Marble opened in Dublin in 2009 at The Abbey Theatre. The four characters are husband and wife Ben and Catherine and a second couple Anne and Art. The play runs for approximately 1 hour 40 minutes.

Translated into Spanish as Mármol the play opened in Madrid in November 2016 at the Teatro Valle-Inclán, home to the National Drama Centre. It was directed by Antonio C. Guijosa and translated into Spanish by Antonio C. Guijosa and Marta I. Moreno. The cast included José Luis Alcobendas (Ben), Elena González (Catherine), Susana Hernández (Anne) and Pepe Viyuela (Art).

=== Mirandolina ===
The Mirandolina project began with the Teatro Stabile del Veneto, which asked Marina Carr to rewrite a classic by Carlo Goldoni. Among Goldoni's comedies, Carr chose La locandiera (The Mistress of the Inn) as inspiration for a rewrite that addresses the issue of gender violence and the fear of women who attempt to resist male oppression.

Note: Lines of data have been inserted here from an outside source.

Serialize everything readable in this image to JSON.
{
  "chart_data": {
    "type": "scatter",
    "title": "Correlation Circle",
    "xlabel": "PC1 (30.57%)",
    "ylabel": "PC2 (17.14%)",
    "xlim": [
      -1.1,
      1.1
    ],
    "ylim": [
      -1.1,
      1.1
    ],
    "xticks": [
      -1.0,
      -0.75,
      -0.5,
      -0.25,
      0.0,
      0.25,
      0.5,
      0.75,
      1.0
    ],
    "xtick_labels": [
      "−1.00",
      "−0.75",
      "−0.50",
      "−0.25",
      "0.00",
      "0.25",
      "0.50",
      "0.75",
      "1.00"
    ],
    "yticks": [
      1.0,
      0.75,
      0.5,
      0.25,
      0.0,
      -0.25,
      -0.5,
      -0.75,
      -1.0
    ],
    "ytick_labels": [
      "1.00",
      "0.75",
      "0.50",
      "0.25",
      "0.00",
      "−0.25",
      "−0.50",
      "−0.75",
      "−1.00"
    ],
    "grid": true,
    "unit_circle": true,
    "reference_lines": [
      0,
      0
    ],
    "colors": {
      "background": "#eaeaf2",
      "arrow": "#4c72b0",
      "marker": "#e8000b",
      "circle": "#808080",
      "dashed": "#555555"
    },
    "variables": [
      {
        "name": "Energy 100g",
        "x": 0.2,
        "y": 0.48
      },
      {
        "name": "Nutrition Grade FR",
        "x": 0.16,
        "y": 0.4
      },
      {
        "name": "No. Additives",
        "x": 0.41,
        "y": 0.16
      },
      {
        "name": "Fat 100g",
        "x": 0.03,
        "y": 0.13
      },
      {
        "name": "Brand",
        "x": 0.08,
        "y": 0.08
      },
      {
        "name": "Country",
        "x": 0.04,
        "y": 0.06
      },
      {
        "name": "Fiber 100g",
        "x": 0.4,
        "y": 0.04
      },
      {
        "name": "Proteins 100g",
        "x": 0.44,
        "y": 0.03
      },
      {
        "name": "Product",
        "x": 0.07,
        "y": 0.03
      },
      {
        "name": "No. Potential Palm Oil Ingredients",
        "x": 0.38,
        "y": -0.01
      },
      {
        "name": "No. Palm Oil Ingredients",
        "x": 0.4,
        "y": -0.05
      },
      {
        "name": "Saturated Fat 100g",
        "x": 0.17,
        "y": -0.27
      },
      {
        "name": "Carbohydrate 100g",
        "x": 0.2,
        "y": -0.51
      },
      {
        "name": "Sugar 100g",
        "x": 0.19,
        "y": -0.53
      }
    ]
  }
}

The play is set in an Italian restaurant in Dublin (the original story was set in Florence, not in Venice, Goldoni's hometown), where Mirandolina works alongside men who desire her and would do anything to subjugate her to their will. The young woman's intelligence allows her to stand up to all her suitors. Mirandolina mocks them, but unfulfilled male desire soon proves capable of terrible acts, turning into cruel violence.

Mirandolina is an international co-production of the Teatro Stabile del Veneto – National Theatre, with the Abbey Theatre – National Theatre of Ireland and the Croatian National Theatre Rijeka. It premiered on February 5, 2026, in Treviso, Italy, directed by Caitriona McLaughlin.

==Publications==

- The Mai. London: Dufour Editions, 1995.
- By the Bog of Cats. The Abbey, Dublin, and Wyndham's Theater, London. 1998
- Plays One. London: Faber and Faber, 1999.
- On Raftery's Hill. London: Faber and Faber, 2000.
- Ariel. Oldcastle, Co. Meath: Gallery Books, 2002.
- Woman and Scarecrow. London: Faber and Faber, 2006
- Marble. Oldcastle, Co. Meath: Gallery Books, 2009
- Plays Two. London: Faber and Faber, 2009
- 16 Possible Glimpses. The Abbey Theatre, 2011
- Plays Three. London: Faber and Faber, 2015
- 1 in 5. Roe Valley Hospital, 2011
- Girl on an Altar. London: Faber and Faber, 2022.